To continue income after retirement, private job holders invest in EPFO. After investing in EPFO, one gets the benefit of a lump sum amount and a monthly pension on maturity. A question remains in the mind of EPFO users how much pension they will get after retirement? We will tell you a formula through which you can easily calculate your pension.
What is the formula for calculating pension
Let us tell you that the benefit of a pension in EPFO is available when you contribute to EPFO continuously for 10 years. At the same time, 35 years of service is necessary for a pension. The formula to calculate pension is (average salary x pensionable service / 70).
The average salary includes your basic salary and dearness allowance.
Pensionable service is how many years you have worked.

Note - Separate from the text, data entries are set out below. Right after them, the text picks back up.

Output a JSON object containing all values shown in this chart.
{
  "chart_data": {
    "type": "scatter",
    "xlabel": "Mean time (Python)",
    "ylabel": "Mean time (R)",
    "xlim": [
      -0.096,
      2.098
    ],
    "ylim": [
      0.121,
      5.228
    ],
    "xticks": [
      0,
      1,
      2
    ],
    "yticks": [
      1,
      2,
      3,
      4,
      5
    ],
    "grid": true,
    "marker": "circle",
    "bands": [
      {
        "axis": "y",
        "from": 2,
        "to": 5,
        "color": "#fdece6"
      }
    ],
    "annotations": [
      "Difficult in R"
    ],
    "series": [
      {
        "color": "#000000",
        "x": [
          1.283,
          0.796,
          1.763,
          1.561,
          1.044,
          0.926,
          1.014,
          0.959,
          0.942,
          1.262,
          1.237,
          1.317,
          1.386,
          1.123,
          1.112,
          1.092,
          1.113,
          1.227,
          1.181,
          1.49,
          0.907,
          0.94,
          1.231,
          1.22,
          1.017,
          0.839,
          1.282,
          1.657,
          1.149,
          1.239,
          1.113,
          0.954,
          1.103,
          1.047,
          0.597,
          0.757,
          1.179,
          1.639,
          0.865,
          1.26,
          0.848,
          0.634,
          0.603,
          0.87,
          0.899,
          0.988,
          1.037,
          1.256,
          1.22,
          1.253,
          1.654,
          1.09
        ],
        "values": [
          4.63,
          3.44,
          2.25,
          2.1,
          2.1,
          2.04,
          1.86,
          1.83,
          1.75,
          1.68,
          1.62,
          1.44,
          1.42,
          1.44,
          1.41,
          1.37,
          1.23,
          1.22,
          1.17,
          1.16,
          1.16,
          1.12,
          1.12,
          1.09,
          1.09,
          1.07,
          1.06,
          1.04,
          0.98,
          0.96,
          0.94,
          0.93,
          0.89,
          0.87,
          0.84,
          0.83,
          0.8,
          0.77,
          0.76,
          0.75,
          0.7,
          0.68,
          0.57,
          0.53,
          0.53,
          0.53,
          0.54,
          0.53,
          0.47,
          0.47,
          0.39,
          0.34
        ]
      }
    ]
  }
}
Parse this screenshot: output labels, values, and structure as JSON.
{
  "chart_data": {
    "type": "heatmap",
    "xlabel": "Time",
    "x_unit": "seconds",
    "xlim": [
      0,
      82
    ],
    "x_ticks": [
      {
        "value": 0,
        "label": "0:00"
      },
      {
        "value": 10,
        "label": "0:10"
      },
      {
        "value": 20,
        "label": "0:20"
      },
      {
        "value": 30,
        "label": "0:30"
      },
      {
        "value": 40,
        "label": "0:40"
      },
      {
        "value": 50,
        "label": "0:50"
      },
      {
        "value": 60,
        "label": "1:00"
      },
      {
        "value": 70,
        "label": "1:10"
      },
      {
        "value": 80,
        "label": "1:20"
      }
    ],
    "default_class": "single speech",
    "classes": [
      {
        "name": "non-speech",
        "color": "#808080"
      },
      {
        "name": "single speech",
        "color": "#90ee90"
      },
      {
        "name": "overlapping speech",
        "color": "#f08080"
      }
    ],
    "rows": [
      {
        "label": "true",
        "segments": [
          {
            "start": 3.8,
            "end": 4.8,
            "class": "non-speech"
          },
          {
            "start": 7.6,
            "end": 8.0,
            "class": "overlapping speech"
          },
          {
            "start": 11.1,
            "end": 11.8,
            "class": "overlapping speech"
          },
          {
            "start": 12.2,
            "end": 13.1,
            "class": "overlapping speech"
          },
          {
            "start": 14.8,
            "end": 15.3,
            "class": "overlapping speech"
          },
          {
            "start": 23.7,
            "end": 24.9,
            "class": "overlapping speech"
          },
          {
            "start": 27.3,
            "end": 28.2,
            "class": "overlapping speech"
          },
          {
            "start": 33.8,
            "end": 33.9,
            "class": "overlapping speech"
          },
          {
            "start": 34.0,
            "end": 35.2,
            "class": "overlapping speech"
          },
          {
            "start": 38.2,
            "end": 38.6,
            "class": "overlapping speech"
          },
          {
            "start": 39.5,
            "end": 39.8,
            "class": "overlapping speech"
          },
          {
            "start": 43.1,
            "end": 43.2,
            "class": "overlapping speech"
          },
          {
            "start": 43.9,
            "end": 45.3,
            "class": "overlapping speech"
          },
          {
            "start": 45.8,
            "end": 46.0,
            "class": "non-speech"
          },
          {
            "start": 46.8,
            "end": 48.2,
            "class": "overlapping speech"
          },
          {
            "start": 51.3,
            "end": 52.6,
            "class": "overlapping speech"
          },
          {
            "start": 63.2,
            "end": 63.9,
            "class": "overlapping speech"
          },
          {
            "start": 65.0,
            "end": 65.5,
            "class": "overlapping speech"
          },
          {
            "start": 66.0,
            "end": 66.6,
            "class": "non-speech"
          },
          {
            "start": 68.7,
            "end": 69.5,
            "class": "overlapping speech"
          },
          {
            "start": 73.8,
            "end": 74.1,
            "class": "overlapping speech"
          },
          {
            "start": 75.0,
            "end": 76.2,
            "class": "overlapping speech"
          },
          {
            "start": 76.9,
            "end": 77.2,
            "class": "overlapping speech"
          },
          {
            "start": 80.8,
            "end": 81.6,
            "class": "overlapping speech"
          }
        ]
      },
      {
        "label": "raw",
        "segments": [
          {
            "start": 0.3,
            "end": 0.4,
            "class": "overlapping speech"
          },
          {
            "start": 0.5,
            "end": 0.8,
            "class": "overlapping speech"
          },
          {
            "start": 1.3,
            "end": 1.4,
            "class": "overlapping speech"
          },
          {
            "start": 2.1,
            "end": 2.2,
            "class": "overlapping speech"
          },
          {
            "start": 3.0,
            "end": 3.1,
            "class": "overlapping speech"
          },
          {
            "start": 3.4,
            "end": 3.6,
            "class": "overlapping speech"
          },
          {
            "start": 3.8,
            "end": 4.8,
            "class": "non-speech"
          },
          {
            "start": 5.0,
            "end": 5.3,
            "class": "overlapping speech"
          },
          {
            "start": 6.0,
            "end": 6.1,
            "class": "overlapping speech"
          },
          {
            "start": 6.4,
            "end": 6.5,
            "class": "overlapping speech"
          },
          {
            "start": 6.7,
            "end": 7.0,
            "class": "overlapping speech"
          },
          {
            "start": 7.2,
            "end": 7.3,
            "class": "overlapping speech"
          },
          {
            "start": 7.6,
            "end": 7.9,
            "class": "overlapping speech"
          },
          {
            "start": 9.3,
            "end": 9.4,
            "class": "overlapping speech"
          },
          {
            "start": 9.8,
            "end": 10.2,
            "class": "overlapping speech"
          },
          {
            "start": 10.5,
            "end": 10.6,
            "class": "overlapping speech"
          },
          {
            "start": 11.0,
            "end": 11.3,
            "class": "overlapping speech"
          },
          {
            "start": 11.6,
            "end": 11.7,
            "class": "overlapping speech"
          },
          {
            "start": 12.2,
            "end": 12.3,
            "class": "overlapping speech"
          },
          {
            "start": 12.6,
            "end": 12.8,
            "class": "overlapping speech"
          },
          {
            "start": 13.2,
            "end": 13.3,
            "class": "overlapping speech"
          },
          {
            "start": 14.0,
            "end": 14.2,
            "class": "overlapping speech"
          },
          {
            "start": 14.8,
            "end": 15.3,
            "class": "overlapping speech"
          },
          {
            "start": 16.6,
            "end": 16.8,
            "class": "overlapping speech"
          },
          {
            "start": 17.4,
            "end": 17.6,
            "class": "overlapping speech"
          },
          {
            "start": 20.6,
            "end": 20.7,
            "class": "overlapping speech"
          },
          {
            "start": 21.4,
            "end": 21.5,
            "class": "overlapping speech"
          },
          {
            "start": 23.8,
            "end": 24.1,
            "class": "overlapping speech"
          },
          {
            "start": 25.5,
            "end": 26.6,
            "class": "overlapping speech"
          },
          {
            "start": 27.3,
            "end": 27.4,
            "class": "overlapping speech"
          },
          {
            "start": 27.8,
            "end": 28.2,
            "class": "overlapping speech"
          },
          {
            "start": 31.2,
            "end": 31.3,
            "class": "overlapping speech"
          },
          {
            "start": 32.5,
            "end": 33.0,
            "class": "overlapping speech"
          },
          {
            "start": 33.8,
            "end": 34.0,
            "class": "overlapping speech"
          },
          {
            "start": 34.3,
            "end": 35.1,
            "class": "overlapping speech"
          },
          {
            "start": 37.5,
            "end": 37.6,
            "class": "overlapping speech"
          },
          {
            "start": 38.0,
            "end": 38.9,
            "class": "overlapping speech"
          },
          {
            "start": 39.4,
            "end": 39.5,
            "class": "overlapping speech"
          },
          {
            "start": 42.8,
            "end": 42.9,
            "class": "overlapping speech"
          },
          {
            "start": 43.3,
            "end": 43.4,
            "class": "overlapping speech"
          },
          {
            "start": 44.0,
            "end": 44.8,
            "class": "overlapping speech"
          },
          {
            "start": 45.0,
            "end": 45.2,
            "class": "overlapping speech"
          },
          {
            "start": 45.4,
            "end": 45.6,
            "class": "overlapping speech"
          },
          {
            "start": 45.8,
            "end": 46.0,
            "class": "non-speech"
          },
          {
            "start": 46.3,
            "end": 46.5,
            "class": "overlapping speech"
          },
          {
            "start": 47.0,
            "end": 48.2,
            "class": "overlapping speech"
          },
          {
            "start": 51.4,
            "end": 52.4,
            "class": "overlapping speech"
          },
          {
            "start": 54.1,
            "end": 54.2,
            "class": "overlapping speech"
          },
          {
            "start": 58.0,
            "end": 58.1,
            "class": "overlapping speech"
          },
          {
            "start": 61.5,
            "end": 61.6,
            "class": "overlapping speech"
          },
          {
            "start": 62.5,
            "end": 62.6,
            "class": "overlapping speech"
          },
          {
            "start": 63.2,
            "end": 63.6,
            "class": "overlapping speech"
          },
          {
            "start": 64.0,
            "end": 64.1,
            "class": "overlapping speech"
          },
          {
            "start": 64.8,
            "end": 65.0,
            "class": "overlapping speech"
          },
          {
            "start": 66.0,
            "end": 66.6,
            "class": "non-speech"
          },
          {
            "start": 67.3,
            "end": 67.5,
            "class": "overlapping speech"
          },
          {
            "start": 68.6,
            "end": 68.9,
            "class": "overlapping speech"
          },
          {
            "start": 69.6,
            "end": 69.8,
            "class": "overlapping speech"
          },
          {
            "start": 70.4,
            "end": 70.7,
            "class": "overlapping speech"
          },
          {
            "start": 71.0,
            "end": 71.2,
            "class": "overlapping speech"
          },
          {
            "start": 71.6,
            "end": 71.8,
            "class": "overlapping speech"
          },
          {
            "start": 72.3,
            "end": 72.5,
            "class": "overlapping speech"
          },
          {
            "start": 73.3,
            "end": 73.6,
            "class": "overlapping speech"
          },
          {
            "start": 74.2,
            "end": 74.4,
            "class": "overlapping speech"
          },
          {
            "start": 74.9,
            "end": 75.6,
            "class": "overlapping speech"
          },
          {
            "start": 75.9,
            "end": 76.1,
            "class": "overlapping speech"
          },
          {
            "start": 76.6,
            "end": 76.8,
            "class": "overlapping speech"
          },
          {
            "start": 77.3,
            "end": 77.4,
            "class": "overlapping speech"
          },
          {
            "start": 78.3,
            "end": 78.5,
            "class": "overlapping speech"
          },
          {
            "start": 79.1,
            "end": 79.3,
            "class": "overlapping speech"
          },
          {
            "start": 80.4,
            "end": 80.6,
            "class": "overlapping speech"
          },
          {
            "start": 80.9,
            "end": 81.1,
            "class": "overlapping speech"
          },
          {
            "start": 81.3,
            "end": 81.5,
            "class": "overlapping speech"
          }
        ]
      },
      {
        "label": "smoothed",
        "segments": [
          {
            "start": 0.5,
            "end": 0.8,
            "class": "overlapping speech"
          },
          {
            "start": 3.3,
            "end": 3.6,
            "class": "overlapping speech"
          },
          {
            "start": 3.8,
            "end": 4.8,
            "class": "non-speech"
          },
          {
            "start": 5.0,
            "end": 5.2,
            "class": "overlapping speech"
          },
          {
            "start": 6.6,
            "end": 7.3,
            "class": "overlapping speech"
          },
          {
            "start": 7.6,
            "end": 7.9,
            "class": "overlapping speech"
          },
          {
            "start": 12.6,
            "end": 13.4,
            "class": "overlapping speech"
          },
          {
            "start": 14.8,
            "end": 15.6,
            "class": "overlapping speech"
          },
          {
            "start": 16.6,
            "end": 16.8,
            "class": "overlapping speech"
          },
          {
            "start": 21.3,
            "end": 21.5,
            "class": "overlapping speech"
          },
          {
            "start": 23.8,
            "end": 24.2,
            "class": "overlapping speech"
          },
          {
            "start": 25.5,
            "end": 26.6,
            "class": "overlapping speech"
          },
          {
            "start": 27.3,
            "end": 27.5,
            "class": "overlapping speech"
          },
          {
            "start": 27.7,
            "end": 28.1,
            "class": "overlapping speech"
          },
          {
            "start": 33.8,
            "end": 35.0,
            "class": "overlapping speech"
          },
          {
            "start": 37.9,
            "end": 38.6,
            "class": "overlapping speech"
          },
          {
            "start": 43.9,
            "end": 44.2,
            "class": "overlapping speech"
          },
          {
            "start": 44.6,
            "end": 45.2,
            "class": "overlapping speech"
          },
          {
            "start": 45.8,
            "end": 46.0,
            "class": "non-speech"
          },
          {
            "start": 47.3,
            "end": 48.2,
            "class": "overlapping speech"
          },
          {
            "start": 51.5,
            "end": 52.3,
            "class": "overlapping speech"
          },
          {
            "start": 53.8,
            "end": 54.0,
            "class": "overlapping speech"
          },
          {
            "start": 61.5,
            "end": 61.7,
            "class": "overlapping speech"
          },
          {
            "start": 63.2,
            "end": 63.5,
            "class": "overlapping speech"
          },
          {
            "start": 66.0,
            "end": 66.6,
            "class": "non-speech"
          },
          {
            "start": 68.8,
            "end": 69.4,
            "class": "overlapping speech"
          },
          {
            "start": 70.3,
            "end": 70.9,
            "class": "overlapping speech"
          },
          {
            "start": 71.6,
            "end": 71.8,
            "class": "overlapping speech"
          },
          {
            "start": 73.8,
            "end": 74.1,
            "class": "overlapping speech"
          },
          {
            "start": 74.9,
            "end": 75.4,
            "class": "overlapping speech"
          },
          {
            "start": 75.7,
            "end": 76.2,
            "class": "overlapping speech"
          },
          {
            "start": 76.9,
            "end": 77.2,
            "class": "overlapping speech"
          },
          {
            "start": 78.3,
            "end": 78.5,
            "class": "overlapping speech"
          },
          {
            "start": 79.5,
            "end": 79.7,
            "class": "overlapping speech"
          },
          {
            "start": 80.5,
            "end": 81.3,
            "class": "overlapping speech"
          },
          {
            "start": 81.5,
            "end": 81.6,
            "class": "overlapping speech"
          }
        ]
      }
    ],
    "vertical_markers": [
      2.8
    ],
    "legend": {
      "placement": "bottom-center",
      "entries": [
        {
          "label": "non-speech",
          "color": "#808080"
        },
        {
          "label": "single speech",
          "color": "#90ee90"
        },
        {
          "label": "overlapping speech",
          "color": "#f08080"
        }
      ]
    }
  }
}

For example, if your basic salary is Rs 15,000 and you work for 35 years, then you can calculate your pension using the formula. According to the formula, you will get a monthly pension of 15000 x35 / 70 = Rs 7,500. You can calculate the pension by applying this formula.
This formula for calculating pension is for employees of the organized sector after 15 November 1995. The rules for employees before this are different.
You can get a pension before retirement.
EPFO also provides the facility of early pension. Although the user gets the benefit of a pension after 58 years. The option of early pension can be selected at the age of 50. However, there is a deduction of 4 percent every year. For example, if you select the option of early pension at the age of 56, then after a deduction of 4 percent, you will get only 92 percent of the basic amount as a pension.
How much contribution has to be made to EPFO
12 percent of the basic salary has to be deposited in EPFO every month. In this, the company also contributes along with the employee. The government gives interest on the amount deposited in the EPFO fund. After retirement, 75% of the amount deposited in this fund is received as a lump sum, and 25% is received every month as a pension.